In conclusion, although newer therapies such as monoclonal antibodies (dupilumab, tralokinumab) and JAK inhibitors (upadacitnib, abrocitinib) are in the limelight, replenishing the skin barrier should always be a cornerstone of treating AD.
Point to Remember: Maintaining the skin barrier is crucial in managing patients with atopic dermatitis. The pathomechanism(s) of barrier impairment is complex and integrally associated with immune dysregulation. Research on newly discovered proteins in the stratum corneum, such as hornerin, may lead to novel therapeutic interventions.
Our expert's viewpoint
Jack L. Arbiser, MD, PhD, FAAD
Thomas J. Lawley Professor of Dermatology, Emeritus
Emory University School of Medicine
Atopic dermatitis is an exceedingly common inflammatory dermatitis, often characterized by itch, bacterial colonization, and, in its chronic states, skin thickening. Contributing factors to the development of AD include mutations in proteins of the stratum corneum, such as filaggrin 1 and 2. Altered expression of these proteins transmits signals to the nucleus to transcribe cytokines such as IL4 and IL13, eventually leading to hyperproliferative stimuli such as IL-22, which results in lichenification and VEGF/Angiopoetin like 4 (Angptl4), resulting in erythema. Th2 inflammation is suppressed by a ceramide-IL-12 pathway, and an intact barrier is maintained by a tonic level of ceramides.

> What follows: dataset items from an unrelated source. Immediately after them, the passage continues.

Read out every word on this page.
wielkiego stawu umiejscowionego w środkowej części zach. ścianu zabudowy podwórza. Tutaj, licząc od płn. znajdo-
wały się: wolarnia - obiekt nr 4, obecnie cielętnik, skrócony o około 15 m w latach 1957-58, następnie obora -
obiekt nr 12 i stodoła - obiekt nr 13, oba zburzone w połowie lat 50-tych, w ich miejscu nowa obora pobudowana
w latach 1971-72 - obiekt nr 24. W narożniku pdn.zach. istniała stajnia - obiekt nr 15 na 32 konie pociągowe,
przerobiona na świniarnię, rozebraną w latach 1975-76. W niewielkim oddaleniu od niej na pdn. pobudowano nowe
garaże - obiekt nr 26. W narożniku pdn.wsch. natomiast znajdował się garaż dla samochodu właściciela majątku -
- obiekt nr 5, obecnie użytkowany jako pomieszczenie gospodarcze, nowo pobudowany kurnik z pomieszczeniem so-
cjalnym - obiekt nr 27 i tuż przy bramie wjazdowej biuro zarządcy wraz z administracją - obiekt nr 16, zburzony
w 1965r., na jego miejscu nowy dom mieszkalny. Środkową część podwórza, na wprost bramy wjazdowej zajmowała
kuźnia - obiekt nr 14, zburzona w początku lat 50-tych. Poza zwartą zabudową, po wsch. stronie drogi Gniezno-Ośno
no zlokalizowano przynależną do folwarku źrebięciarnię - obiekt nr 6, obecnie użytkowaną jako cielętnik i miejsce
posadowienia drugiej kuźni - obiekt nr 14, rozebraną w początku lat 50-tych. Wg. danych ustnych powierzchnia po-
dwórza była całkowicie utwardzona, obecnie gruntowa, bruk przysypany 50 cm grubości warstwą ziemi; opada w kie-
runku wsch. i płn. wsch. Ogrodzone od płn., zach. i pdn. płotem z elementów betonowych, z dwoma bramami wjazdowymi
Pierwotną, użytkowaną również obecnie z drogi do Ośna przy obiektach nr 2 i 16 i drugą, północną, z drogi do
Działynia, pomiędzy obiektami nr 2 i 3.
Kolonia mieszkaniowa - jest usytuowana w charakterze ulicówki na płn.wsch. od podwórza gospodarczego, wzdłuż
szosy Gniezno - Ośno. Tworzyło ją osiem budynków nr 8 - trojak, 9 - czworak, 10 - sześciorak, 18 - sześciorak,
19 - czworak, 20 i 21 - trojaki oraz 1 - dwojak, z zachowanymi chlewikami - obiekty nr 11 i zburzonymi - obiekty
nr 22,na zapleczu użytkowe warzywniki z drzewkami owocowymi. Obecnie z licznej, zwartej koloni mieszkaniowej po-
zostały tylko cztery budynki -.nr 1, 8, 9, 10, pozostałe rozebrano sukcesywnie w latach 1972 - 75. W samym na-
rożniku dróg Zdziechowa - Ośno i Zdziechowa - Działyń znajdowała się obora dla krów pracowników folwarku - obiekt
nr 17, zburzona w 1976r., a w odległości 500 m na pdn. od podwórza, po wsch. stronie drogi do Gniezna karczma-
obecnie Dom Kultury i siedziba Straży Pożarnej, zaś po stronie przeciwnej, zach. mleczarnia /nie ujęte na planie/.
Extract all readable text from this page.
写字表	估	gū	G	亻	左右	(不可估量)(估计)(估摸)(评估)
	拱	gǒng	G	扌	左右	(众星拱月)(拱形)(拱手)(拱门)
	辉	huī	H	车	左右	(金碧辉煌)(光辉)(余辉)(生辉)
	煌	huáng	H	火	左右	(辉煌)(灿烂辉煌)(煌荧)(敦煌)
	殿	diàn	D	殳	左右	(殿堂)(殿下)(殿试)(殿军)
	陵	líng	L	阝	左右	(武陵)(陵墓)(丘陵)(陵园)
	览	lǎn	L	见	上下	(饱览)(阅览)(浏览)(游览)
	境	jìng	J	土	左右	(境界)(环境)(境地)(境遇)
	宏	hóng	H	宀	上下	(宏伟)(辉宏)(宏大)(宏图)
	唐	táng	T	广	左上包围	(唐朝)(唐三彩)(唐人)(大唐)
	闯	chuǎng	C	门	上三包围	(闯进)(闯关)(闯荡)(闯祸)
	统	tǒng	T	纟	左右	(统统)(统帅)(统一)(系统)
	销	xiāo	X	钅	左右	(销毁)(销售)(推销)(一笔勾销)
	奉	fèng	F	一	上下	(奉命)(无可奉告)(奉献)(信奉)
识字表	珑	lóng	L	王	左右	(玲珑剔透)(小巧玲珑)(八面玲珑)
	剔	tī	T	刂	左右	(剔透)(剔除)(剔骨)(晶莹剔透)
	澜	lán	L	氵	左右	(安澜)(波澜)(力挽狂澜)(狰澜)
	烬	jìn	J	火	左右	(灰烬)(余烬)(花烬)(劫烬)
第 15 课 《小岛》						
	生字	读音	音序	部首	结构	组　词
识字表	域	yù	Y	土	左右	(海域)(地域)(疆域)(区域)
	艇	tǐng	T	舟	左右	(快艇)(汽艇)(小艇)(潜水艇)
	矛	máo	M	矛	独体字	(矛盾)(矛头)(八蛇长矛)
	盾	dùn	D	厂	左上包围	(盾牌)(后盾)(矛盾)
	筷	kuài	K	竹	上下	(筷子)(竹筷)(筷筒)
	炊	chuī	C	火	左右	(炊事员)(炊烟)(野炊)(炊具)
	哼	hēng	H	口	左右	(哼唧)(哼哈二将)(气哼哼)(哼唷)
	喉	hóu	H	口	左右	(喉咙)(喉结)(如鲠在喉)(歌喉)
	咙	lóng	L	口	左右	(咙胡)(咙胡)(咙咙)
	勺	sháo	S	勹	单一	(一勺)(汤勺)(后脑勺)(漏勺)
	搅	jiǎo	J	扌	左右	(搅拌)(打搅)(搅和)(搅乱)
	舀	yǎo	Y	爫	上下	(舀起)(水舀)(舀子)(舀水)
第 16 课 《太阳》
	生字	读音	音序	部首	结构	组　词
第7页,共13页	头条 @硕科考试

Makino describes an additional protein of the stratum corneum, called hornerin, which may play a role in the development of atopic dermatitis. Low levels of hornerin are seen in acute AD, while the protein is expressed in high levels in lichenified and chronic lesions. It may be that polymorphisms of hornerin, leading to low expression, may predispose to AD. The chronic lichenifcation state of hornerin may represent a futile effect to repair the barrier function, resulting in a thickened yet impaired epidermis. Understanding the regulation of hornerin expression may result in improved therapies for AD.